In order to validate the circuit’s reliability, high-temperature (+85 °C) and low-temperature (−30 °C) tests were conducted on the Doherty power amplifier under the same conditions as the continuous wave test. Figure 17a,b present the drain efficiency and gain results of power scanning tests at high, room, and low temperatures.

As depicted in the figures, the designed Doherty power amplifier operates normally at both +85 °C and −30 °C temperatures. In the power back-off range, its drain efficiency changes by less than ±8%, and gain changes are within ±1.5 dB, showing consistent trends. These results indicate that the Doherty power amplifier exhibits high reliability under different temperature conditions.

In addition, in order to test long-term stable operation capability, aging tests were conducted on the Doherty power amplifier under room-temperature conditions.
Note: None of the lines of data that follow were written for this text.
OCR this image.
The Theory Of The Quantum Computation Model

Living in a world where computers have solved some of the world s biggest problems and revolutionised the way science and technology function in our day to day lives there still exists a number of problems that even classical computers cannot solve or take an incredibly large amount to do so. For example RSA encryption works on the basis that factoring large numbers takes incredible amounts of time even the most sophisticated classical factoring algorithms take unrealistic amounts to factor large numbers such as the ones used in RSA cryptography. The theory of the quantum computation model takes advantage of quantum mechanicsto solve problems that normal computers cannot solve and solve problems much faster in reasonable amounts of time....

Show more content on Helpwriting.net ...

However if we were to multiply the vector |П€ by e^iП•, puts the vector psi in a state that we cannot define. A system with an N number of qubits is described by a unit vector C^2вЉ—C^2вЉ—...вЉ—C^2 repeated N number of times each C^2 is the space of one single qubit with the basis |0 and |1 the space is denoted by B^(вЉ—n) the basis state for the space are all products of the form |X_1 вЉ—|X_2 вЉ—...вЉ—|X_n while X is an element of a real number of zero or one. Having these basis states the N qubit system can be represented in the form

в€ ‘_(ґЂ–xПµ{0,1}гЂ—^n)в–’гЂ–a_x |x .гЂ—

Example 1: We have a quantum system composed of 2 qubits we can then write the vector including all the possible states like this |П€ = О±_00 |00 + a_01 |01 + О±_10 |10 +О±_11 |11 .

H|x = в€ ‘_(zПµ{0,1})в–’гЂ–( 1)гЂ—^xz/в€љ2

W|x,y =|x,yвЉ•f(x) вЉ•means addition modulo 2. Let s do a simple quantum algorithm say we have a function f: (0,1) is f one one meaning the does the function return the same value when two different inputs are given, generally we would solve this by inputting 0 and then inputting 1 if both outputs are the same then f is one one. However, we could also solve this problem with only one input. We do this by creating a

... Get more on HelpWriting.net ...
Under the same bias conditions, the power amplifier worked continuously for 160 h at input power levels of 31 dBm and 40 dBm, corresponding to the back-off and saturated points of the Doherty power amplifier, respectively. The results showed that amplifier could still operate normally after the aging test with almost consistent performance. The designed Doherty power amplifier demonstrates capacity for long-term stable operation, exhibiting a certain degree of reliability.

4. Discussion

This study conducted a theoretical analysis of a three-stage Doherty power amplifier power-synthesis network and designed a three-stage high-power Doherty power amplifier based on the theoretical analysis. The test results indicate that the designed Doherty power amplifier can effectively extend the power back-off range of traditional Doherty amplifier architectures, consistent with the theoretical analysis. Additionally, as described in Section 2.3.2, the harmonic matching technique employed in the single amplifier enhances the overall efficiency of the Doherty power amplifier to a certain extent. In comparison to recently reported Doherty power amplifiers, this study demonstrates advantages in performance metrics such as output power and efficiency.

Future research will focus on expanding the operational bandwidth of the Doherty power amplifier while ensuring output power. Bandwidth expansion may be achieved by reducing the use of quarter-wavelength lines to improve the power-combining network and implementing a wideband matching strategy for the single amplifier. These improvements are expected to further enhance the performance of the Doherty power amplifier across different frequency ranges, better meeting the demands of practical applications.

5. Conclusions

In summary, we have presented a miniaturized GaN HEMT high-power Doherty power amplifier based on the 0.25 μm process platform of the Nanjing Electronic Devices Institute. We established the EE_HEMT model of the chip through parameter extraction and load-pull testing. Using this model as a foundation, we designed a Doherty power amplifier. Experimental results indicate that at 2.6 GHz under continuous wave test conditions, the saturated output power exceeds 49.7 dBm, drain efficiency surpasses 67%, and gain is over 9 dB. At a 9 dB power back-off point, the drain efficiency remains above 55%. The performance is consistent within the frequency range of 2.55 GHz to 2.62 GHz. Furthermore, the test results align closely with the simulation results based on the model. Under large-signal excitation, the measured drain efficiency error is less than 5%, and the gain error is less than 1 dB, validating the accuracy of the model and circuit design. Additionally, this amplifier features compactness and lightness and exhibits stability at both high and low temperatures. The amplifier holds practical significance for modern wireless communication hardware platforms.